By TIOL News Service

NEW DELHI, March 3, 2006 : FOR
every one rupee of tax revenue on account of Customs, Excise, Corporation tax and personal income tax in 2004-05, the Government sacrificed Paise 55 in the form of subsidy payments to preferred tax payers.

In other words, total receipts from these four taxes would have been higher by 55% had the Government not remained glued to a complicated web of special tax rates, exemptions, deductions, rebates, deferrals and credits that are collectively known as “tax preferences”.

This is the underlying message of maiden attempt to quantify the revenue foregone by the Government in year 2004-05 on the basis of deficient data, extrapolations, assumptions and other factors that can be questioned.

The Finance Ministry has acknowledged these limitations in this initiative to reckon revenue foregone. This initiative is dubbed as Tax Expenditure Statement that Finance Minister P. Chidambaram mentioned in his budget speech. The 5-page statement appears as annexure 12 to the Receipts Budget 2006-07.

The statement has reckoned revenue foregone at Rs 158,661 crore. This is exclusive of Rs 35,430 Crore outgo on exemptions enjoyed by exporters under different schemes. Finance Ministry does not consider them as incentives as they largely represent input tax credit that has to be allowed in order to offer a level playing field to exporters in the international markets.

The revenue forego of Rs 158,661 crore amounts to 54.94% of the total tax revenue of Rs 288,761 crore that accrued from four taxes in 2004-05.

One can thus interpret this fact as: The Finance Minister renounced Paise 55 before collecting Rupee 1 as tax receipts.

Of the total revenue foregone, the largest chunk of Rs 57,852 crore is accounted for by corporation tax preferences followed by export credit-adjusted Customs tax preferences of Rs 57131 crore.

The third largest share of revenue sacrifice of Rs 30,449 crore is accounted for by excise inclusive of forgo on account of exemption notifications. This is followed by revenue forgo of Rs 11,695 crore on account of personal income tax.

The Statement has listed separately income tax preferences of Rs 1534 crore against cooperatives.

The statement is bound to give a new dimension to the big debate of subsidies. The Finance Ministry had so far excluded tax subsidies from the list of major and minor subsidies. The fact as it has emerged now is that tax subsidies are mega subsidies that outweigh all other subsidies put together.
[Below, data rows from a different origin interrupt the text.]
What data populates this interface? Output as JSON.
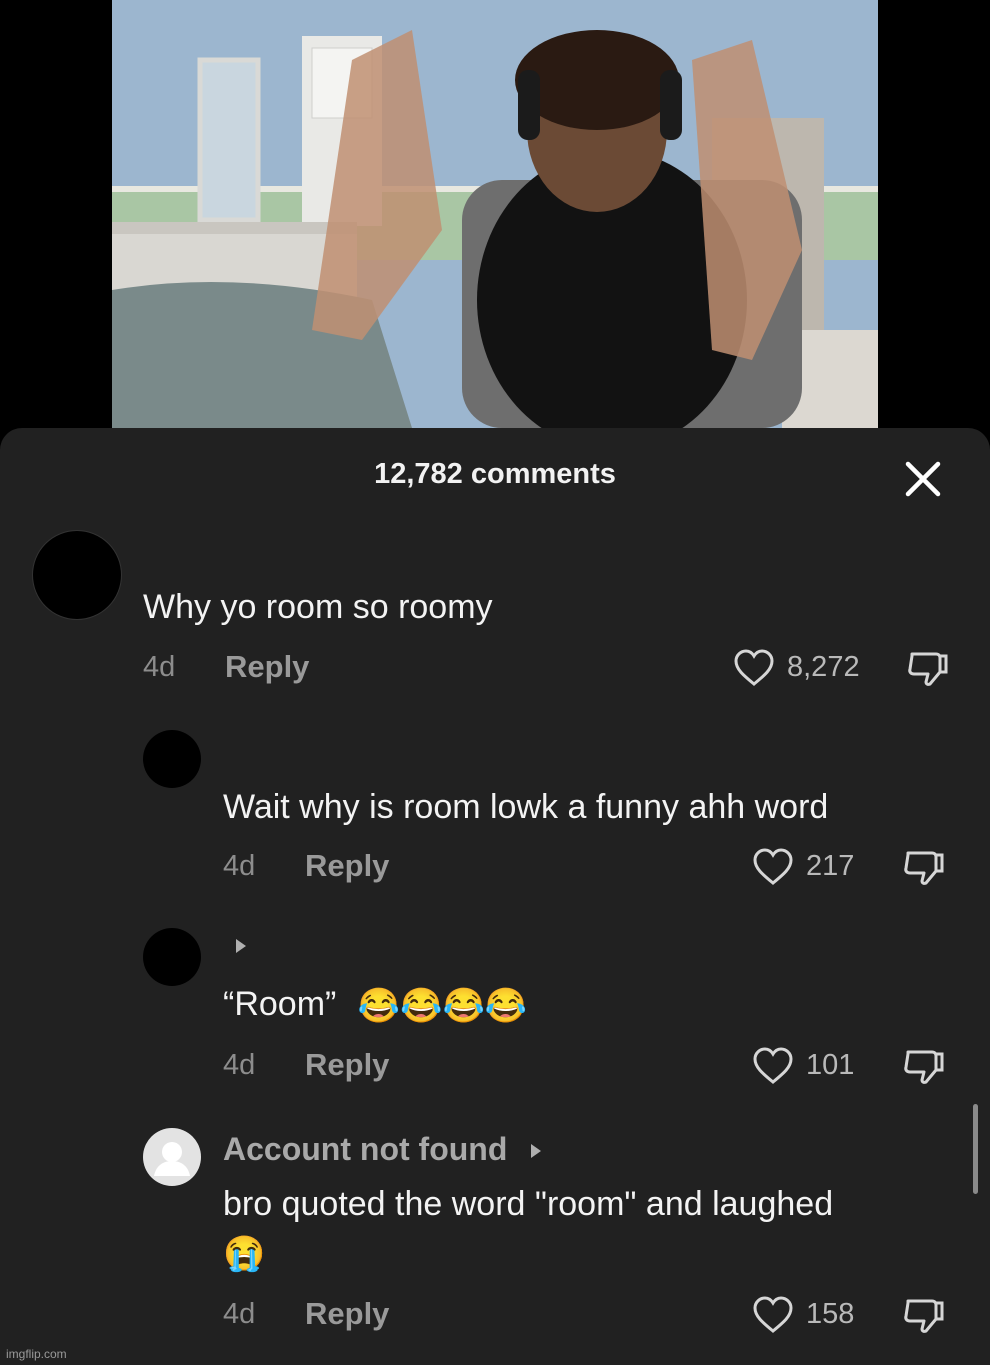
{
  "video": {
    "description_icon": "video-frame"
  },
  "comments_header": {
    "title": "12,782 comments",
    "close_icon": "close-icon"
  },
  "comments": [
    {
      "text": "Why yo room so roomy",
      "time": "4d",
      "reply_label": "Reply",
      "likes": "8,272"
    },
    {
      "text": "Wait why is room lowk a funny ahh word",
      "time": "4d",
      "reply_label": "Reply",
      "likes": "217"
    },
    {
      "text": "“Room”",
      "emojis": "😂😂😂😂",
      "time": "4d",
      "reply_label": "Reply",
      "likes": "101"
    },
    {
      "username": "Account not found",
      "text": "bro quoted the word \"room\" and laughed",
      "emoji": "😭",
      "time": "4d",
      "reply_label": "Reply",
      "likes": "158"
    }
  ],
  "watermark": "imgflip.com"
}
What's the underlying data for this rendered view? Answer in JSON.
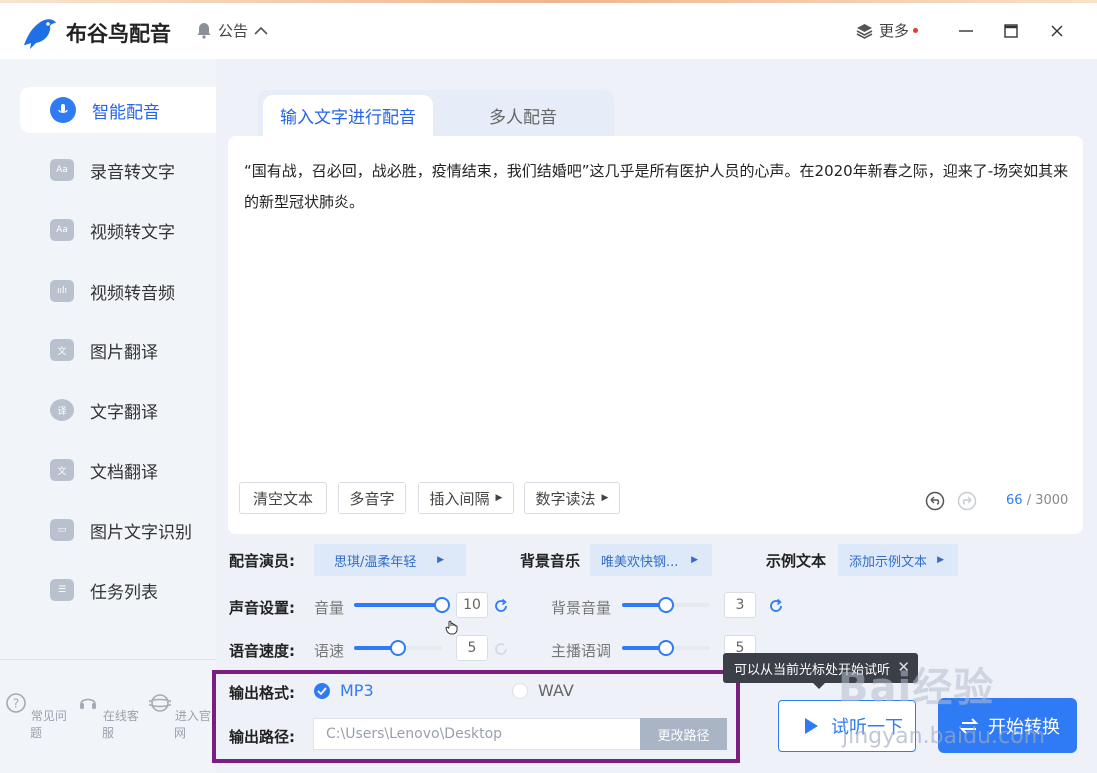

Tax subsidies/preferences are actually meant for relatively rich persons or those who have taxable income or operate businesses where indirect taxes are unavoidable. The triple major subsidies of food, fertilizers and petroleum are either enjoyed directly or indirectly by all sections of the society.

Tax subsidies have thus opened a can of worms. The worms that would emerge from the can would become more colourful as they relate to tax preferences given to importers from countries covered by free trade and preferential trade agreements that the Government has been pursuing or signing with vengeance over the last two years.